Les années folles – une époque de faste et de glamour, et la toile de fond de l’un des romans les plus emblématiques à ce jour. L’histoire de F. Scott Fitzgerald met en lumière la réalité du rêve américain, l’insouciance de l’élite et la nature destructrice de l’obsession déguisée en amour. Désormais avec des visuels éblouissants, une chorégraphie stellaire et une voix époustouflante, The Great Gatsby, réalisé par Marc Bruni, prend d’assaut la scène et nous invite à participer à l’extravagance… pour le meilleur ou pour le pire.
Basée sur le roman de F. Scott Fitzgerald de 1925, cette comédie musicale suit Nick Carraway, soldat devenu esclave, alors qu’il est entraîné dans le spectacle et les cadeaux de son nouveau voisin et futur ami Jay Gatsby alors qu’il recrute Carraway pour l’aider à retrouver son ancienne flamme, Daisy. Ce qui suit est une aventure étonnamment hilarante et parfois tragique à travers les défis de la richesse, de la classe sociale et de la futilité d’essayer de répéter le passé.
L’interaction entre spectacle et tragédie est particulièrement mise en valeur dans les visuels de ce spectacle. Le temps passé aux soirées de Gatsby est plein de couleurs vives, d’interprétations surréalistes de pièces d’époque et de beaucoup d’or, contrastant avec la tristesse et les couleurs ternes de… enfin, partout ailleurs. Les magnifiques costumes, conçus par Linda Cho, transportent le public dans les années 1920 tout en restant visuellement intéressants et modernes. Les décors et projections extravagants, conçus par Paul Tate DePoo III, étaient visuellement denses et sans fin – y compris, mais sans s’y limiter, des feux d’artifice, des motifs art déco familiers et de véritables voitures en train de faire un tour. Et même si j’ai trouvé le ton intense entre le spectacle et la tragédie à certains moments, il ne fait aucun doute que les conceptions de chaque scène correspondaient à ce qui était véhiculé. L’ambiance exceptionnelle du spectacle a été renforcée par la danse. La chorégraphie étincelante de Dominique Kelley a été magistralement présentée par les acteurs alors qu’ils se frayaient un chemin à travers ce conte.
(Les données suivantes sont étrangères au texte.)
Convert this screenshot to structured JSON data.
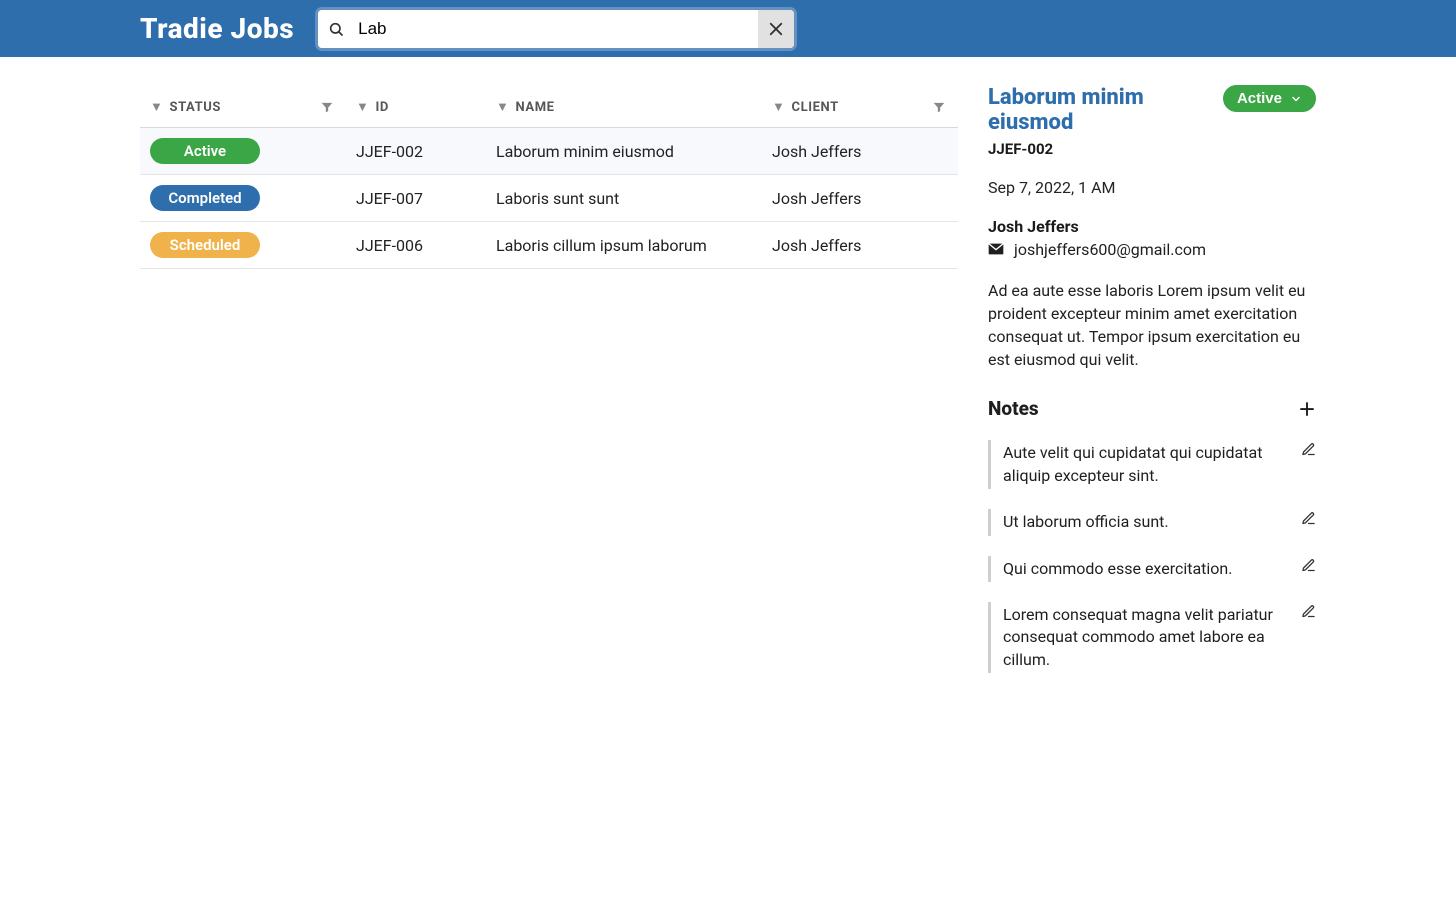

Ce casting était plein de voix fabuleuses, de mouvements énergiques et de personnages bien développés. Jake David Smith était charmant et adorable dans le rôle de Jay Gatsby et brillait vocalement dans de nombreux numéros musicaux, dont « For Her » et « My Green Light ». Daisy Buchanan de Senzel Ahmady était le mélange parfait d’amante aux yeux étoilés et de femme au cœur brisé obligée d’examiner sa place dans la vie, mise en valeur dans sa chanson finale, « Beautiful Little Fool », qui a livré toute l’émotion. Joshua Grosso était fabuleux dans le rôle de Nick Carraway aux yeux écarquillés et a fait un excellent travail en traversant l’hilarité et les moments sombres vécus par son personnage. Jordan Baker de Leanne Robinson était une féministe fougueuse de l’époque qui sait visiblement passer un bon moment. Lila Coogan, dans le rôle de Myrtle Wilson, était l’une des préférées du public, apportant des rires et des larmes dans une mesure égale tout au long de son parcours. Tout le monde dans ce casting avait l’air de passer un bon moment, et cette énergie et cette étincelle ont alimenté mon plaisir global.
Cette production illustre le faste et le glamour des années folles comme seule la scène peut le faire. Avec des numéros musicaux jazzy, des personnages adorables aux motivations douteuses et un fond incroyablement amusant, The Great Gatsby transportera le public avec beaucoup de style, vieux sport !
Durée : Deux heures et 30 minutes avec un entracte de 20 minutes.
The Great Gatsby sera joué jusqu’au 7 février 2026 au France-Merrick Performing Arts Center du Hippodrome Theatre, 12 N. Eutaw Street, Baltimore, MD. Achetez des billets (50 $ à 250 $) en ligne ou appelez le 410.837.7400.
Les crédits complets de la distribution et de la création de la compagnie de tournée sont en ligne ici.